NOISY-SUR-ECOLE: Quelque 800 pompiers étaient encore à pied d'oeuvre mercredi matin en forêt de Fontainebleau pour contenir les reprises de feux, qui ont été fixés la veille après 48 heures de lutte intense.

"Trois reprises modérées de feu" ont été identifiées dans le secteur du Grand Parquet, à proximité de la ville de Fontainebleau, a déclaré à l'AFP Paul-Edouard Laurain, porte-parole du Service départemental d'incendie et de secours (Sdis) de Seine-et-Marne.

Le Grand Parquet correspond à la zone où s'est déclaré le deuxième incendie, lundi après-midi, et qui a ravagé environ 450 hectares. L'incendie principal, démarré dimanche autour de l'autoroute A6, a lui parcouru quelque 1.600 hectares en deux jours.

Un peu plus tôt, M. Laurain expliquait que les opérations prévues allaient dorénavant être "principalement du +noyage+, c'est-à-dire s'assurer qu'on traite toutes les parties incandescentes qui restent dans la terre ou les souches ou les branches d'arbre qui sont tombées au sol, afin qu'on n'ait pas de reprise particulière".

"Ensuite, on va commencer à imaginer la façon dont on va pouvoir rouvrir les axes et désengager une partie des pompiers", a-t-il poursuivi, tandis que les deux feux ont été fixés mardi soir.

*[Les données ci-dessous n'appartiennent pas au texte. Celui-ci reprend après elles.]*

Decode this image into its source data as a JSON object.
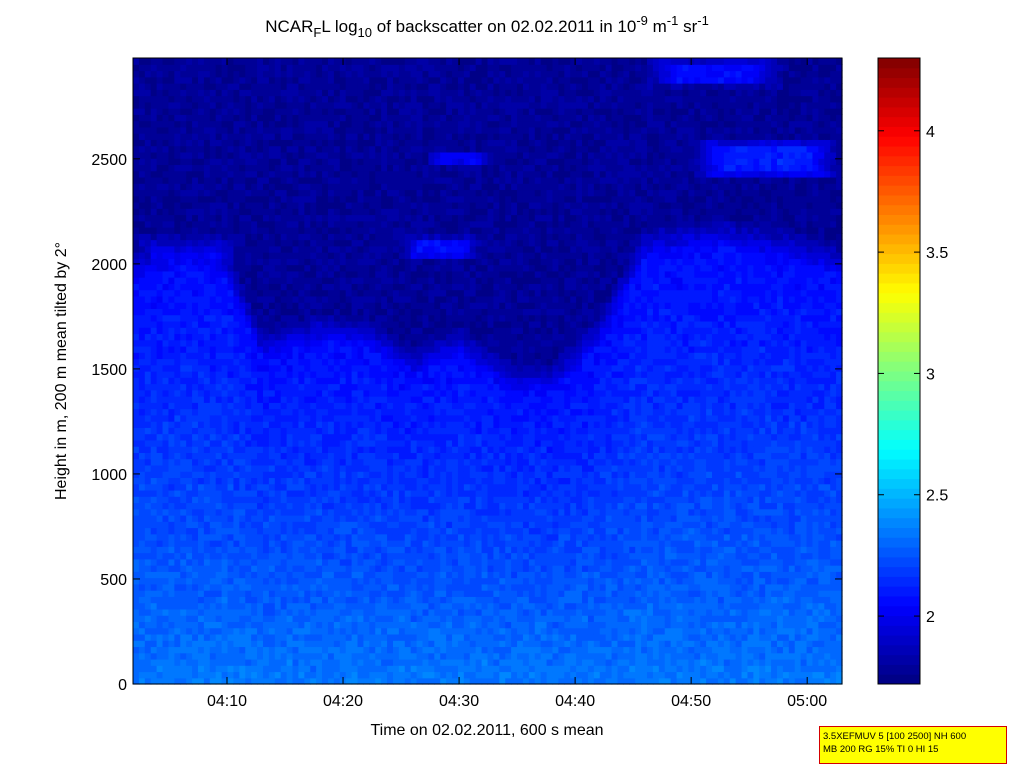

Si l'effectif au sol reste équivalent à celui de mardi, le dispositif aérien a quant à lui été allégé: trois Canadair, un Dash, deux hélicoptères bombardiers d'eau et un hélicoptère de commandement sont mobilisés. La veille, Canadair et bombardiers d'eau étaient au nombre de quatre.

Parmi les "bonnes nouvelles", la possibilité pour le Dash d'aller se ravitailler à Melun, à environ 15 minutes de trajet, là où il devait auparavant aller dans les Vosges ou le Maine-et-Loire, à environ 1H30.

En raison du sol tourbeux de la forêt, les pompiers vont devoir être mobilisés encore un moment afin d'éviter les feux zombies.

"Un feu de tourbe peut se propager (dans le sol) pendant plusieurs jours, voire plusieurs semaines et ressurgir parfois à plus d'une centaine de mètres du feu initial", a alerté mardi le préfet de Seine-et-Marne Pierre Ory.

Une portion de l'A6 était toujours fermée mercredi matin.

Quatre gardes à vue étaient encore en cours mardi soir, dont celle d'un pompier volontaire qui a reconnu avoir "mis le feu à des brindilles avec un briquet et de l'essence" à Arbonne-la-Forêt.